All of the declines in product availability point to dearer prices, or at least maintaining current highs, in US meat markets.
Beef sales brisk in Japan, but concerns for strong prices
23 July 2014
Japanese retailers reported good demand for beef and other livestock products in June, while the wholesale market registered rising imported beef prices.
Meat and meat product sales in June were up 8.8pc year-on-year, contributing to strong overall food sales during the month, according to the Japan Supermarket Association. Many outlets featured steak, yakiniku (Japanese/Korean style barbecue) and sushi packs during Father’s Day, resulting in increased demand. Japan Chain Stores Associations also reported improved performance of livestock product sales, with beef being one of fast-moving items. While brisk demand is welcoming news for the trade, there are concerns over rising imported beef prices, and whether consumers will continue to pay when businesses have to pass on the increase. Trade paper Chikusan Nippo reported on ongoing interest from the US for Australian high lean manufacturing products, and anticipation for further price strengthening of cow meat and full brisket for Japan.

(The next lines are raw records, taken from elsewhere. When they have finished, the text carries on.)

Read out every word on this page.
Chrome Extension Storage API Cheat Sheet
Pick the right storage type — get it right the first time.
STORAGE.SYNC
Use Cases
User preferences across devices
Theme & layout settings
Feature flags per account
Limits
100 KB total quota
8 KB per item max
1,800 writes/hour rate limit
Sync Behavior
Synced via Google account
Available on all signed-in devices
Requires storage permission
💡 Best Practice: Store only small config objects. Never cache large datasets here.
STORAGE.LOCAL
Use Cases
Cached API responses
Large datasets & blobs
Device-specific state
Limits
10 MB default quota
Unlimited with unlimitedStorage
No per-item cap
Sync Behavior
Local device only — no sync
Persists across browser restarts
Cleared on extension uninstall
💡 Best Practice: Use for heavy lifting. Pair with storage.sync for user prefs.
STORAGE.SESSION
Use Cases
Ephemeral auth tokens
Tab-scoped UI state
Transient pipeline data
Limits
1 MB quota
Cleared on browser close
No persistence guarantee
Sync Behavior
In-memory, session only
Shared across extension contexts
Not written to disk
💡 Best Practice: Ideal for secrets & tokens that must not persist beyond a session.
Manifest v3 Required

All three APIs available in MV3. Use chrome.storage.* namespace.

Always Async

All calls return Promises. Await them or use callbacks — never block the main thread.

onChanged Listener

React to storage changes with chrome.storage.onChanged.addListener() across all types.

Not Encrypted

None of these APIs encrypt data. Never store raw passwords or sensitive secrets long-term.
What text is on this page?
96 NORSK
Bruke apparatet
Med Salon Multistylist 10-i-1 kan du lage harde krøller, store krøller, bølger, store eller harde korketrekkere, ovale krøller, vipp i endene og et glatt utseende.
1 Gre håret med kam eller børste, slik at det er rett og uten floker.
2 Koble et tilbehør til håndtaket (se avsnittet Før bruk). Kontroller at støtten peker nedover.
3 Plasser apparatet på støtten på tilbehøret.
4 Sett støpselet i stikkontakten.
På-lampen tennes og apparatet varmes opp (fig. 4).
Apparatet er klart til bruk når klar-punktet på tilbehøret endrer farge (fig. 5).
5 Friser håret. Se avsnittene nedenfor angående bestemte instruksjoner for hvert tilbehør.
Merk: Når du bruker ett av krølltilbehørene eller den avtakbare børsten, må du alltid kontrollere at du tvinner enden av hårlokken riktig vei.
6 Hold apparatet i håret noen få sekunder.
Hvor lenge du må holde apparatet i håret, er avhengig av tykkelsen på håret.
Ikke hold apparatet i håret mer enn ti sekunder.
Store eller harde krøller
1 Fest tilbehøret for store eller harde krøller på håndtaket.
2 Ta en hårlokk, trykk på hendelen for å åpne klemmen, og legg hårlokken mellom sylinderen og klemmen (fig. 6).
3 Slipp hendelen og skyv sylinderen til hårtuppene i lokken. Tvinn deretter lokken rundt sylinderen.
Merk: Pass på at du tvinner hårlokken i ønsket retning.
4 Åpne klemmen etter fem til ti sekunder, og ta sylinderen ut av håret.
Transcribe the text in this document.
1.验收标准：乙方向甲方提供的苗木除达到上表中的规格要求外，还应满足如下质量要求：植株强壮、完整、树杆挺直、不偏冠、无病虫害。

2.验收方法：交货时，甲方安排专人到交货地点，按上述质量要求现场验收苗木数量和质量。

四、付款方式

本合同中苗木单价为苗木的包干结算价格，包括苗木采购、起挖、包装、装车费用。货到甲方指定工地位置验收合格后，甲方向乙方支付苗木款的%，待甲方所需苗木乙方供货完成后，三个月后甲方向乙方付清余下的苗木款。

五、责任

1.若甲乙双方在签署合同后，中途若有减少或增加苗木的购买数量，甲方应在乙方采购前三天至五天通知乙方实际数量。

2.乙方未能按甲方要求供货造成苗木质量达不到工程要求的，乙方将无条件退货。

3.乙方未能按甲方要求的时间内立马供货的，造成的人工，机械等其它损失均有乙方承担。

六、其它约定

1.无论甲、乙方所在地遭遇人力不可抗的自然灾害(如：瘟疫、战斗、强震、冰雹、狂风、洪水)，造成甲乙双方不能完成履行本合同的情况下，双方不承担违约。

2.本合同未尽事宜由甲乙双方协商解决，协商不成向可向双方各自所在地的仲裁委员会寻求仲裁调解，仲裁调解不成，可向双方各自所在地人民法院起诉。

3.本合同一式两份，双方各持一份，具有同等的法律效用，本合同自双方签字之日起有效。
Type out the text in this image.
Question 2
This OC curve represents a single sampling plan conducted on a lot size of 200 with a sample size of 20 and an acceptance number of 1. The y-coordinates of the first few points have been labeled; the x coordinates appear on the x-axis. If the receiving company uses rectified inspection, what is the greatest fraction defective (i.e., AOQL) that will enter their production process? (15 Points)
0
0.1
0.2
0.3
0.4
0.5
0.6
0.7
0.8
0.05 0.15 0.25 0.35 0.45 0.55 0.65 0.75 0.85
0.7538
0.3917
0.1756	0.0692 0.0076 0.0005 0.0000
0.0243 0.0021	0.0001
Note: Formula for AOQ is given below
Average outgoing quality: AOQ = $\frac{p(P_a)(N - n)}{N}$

Australia’s market share increases to 54pc in Korea
22 July 2014
Korean beef imports during the first half of 2014 totalled 138,118t – 8pc and 10pc above 2013 and the five-year average, respectively. Chilled beef imports during the first six months were up 8pc on the corresponding period last year, at 20,900t, accounting for 15pc of total imports. The volumes of frozen beef also rose 9pc year-on-year, at 117,000t. Australia remained the largest supplier to Korea during the first half of 2014, at 74,700t, up 10pc year-on-year), with its market share up 1pc year-on-year, to 54pc. Chilled beef imports from Australia were the second highest volume on record, at 15,900t, while Australia supplied half of the total frozen beef during the first half of the year, at 59,000t – just 6pc below the highest volumes on record in 2007. Imports from the US during the first half of the year were up 15pc year-on-year, totalling 50,500t. With the larger quantity imported from the US into Korea, the US’s market share rose 3pc year-on-year, to 37pc. However, the volumes were still 53pc below the pre-BSE level in 2003.